BORIS ROSENTHAL – AVOCAT :
On est vraiment étonnés du maintien du contrôle judiciaire et du renvoi qui a été demandé par le ministère public. C’est un petit peu une notion du contradictoire à deux vitesses. Parce que lorsque l’on nous envoie le dossier quelques jours avant l’audience, nous on s’adapte. On leur pond quand même dix pages de conclusions en nullité sur des éléments qui nous paraissent extrêmement contestables. Nous rétorquer un contradictoire je trouve que c’est vraiment une notion du contradictoire à deux vitesses.

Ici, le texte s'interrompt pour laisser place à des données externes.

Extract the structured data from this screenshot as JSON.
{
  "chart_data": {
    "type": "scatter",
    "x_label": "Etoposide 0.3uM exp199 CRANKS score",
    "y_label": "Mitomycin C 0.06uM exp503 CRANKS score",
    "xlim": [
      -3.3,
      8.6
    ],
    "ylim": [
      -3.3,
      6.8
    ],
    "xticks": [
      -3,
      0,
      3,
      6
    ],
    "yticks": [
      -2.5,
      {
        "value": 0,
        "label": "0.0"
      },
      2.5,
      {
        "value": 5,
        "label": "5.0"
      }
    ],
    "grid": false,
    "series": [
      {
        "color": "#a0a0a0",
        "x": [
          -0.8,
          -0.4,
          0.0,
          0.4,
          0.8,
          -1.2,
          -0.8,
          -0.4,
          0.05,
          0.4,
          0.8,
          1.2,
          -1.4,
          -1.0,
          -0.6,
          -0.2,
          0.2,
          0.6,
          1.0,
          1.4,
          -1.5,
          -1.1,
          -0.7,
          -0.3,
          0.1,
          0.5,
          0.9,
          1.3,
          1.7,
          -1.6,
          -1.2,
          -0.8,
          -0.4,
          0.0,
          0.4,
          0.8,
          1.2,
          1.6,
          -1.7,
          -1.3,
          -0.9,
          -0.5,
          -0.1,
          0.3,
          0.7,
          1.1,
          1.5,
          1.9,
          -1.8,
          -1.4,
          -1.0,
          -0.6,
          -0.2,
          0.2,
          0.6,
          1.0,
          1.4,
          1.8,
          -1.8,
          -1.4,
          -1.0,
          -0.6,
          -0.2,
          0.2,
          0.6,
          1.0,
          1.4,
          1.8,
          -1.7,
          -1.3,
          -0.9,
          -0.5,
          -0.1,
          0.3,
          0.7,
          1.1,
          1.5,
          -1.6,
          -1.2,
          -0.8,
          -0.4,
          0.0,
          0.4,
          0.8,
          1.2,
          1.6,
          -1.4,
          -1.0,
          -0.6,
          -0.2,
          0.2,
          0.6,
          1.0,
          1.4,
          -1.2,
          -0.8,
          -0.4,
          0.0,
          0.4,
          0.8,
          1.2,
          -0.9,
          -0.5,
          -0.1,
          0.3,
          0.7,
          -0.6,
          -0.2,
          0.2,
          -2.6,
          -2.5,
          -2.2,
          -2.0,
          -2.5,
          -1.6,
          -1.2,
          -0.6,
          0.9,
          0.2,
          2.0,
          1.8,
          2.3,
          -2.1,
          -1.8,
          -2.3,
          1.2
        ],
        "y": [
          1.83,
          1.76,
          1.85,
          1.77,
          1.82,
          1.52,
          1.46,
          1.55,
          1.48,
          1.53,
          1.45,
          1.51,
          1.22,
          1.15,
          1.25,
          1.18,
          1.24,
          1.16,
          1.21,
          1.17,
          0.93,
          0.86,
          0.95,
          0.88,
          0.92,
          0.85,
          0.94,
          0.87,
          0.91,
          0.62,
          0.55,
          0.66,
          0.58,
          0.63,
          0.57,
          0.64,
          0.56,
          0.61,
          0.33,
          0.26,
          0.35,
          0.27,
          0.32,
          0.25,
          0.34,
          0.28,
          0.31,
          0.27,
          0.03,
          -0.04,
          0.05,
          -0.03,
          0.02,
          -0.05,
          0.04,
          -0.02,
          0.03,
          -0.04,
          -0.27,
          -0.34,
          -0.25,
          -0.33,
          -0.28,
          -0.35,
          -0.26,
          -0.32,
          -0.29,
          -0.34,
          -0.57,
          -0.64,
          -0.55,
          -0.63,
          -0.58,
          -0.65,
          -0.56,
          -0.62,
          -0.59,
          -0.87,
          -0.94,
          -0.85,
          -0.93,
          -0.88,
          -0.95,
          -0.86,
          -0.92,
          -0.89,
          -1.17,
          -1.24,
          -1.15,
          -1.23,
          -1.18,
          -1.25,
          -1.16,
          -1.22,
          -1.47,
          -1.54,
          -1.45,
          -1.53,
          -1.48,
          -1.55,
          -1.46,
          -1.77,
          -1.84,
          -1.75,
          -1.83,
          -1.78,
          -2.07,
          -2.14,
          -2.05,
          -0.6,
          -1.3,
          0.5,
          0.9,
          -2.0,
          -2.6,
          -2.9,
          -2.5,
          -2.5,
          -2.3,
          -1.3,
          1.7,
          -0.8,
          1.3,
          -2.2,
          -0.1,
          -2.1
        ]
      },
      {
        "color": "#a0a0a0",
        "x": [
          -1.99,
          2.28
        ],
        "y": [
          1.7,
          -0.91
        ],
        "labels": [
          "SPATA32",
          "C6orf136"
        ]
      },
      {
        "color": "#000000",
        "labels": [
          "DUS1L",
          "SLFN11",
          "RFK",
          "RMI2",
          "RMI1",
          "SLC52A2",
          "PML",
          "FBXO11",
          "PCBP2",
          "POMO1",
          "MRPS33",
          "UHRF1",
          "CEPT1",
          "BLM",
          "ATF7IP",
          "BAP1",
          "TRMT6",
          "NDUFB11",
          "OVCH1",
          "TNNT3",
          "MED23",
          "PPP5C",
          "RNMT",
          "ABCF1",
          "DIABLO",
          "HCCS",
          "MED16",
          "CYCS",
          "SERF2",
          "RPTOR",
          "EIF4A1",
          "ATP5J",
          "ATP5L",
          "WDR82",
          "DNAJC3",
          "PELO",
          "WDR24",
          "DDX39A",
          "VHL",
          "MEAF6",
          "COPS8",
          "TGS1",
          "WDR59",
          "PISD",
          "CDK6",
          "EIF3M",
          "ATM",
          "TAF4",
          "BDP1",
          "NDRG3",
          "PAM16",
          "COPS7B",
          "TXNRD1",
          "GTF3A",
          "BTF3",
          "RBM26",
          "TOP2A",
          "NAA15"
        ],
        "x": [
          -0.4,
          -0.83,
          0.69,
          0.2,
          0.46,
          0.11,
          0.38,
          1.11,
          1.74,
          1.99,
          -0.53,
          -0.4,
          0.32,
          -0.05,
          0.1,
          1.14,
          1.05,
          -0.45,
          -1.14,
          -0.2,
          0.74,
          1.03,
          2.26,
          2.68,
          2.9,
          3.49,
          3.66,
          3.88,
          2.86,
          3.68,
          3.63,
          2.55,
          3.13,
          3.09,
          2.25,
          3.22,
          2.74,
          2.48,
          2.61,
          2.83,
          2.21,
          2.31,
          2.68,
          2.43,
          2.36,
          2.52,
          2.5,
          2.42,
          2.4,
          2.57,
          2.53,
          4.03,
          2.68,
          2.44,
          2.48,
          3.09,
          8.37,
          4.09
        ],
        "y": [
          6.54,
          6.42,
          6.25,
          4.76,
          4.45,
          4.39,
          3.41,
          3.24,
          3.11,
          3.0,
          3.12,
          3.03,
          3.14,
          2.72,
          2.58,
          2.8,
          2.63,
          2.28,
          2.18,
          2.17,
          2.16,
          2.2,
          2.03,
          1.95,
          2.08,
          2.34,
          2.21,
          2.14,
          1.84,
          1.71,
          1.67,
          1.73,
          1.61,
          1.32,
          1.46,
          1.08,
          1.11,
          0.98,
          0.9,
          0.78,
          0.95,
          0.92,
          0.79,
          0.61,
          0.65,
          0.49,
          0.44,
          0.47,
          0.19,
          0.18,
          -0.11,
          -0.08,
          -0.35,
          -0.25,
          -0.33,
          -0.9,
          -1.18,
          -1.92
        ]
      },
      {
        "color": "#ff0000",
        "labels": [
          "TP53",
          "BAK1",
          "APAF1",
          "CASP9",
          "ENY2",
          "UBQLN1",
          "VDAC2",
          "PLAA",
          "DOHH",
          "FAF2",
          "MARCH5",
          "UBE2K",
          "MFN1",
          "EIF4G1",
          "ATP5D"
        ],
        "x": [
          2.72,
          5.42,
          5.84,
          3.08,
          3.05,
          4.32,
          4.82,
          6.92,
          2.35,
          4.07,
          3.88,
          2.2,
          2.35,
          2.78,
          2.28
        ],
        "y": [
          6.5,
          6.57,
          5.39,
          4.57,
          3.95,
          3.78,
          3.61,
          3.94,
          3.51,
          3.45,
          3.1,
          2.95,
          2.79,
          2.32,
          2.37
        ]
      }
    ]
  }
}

Et ensuite sur le maintien du contrôle judiciaire, je ne peux regretter qu’il n’y ait pas eu le temps où ne serait-ce qu’une suspension pour sauver l’apparence d’un délibéré, et que cette interdiction du Pas-de-Calais continue à courir
QUESTION : Quelles ont été les motifs avancés pour justifier l’interdiction de territoire ?
BORIS ROSENTHAL :
Principalement que monsieur Glanz serait un élément au minimum provocateur et au pire un élément dangereux, s’il s’approchait du département. Ce qui est absolument incroyable.
RAPHAEL KEMPF :
Et en même temps c’est extrêmement révélateur de ce dossier qui est fondé sur des lois d’exception et des suspicions. On sait très bien que monsieur Glanz a été interpellé au mois d’octobre, notamment pour violation d’un arrêté prit sur le fondement d’une loi d’exception qui est la loi sur l’État d’Urgence ; Dont on ne rappelle pas assez qu’elle a été crée pendant la guerre d’Algérie pour faire face à une insurrection indépendantiste contre le colonialisme. Et on voit aujourd’hui que cette loi est réactivée pour lutter soit disant contre le terrorisme et elle est utilisée pour empêcher un journaliste comme Gaspard Glanz de faire son travail, et continuer sa mission d’information. Ça c’est la première chose : loi d’exception et état d’urgence.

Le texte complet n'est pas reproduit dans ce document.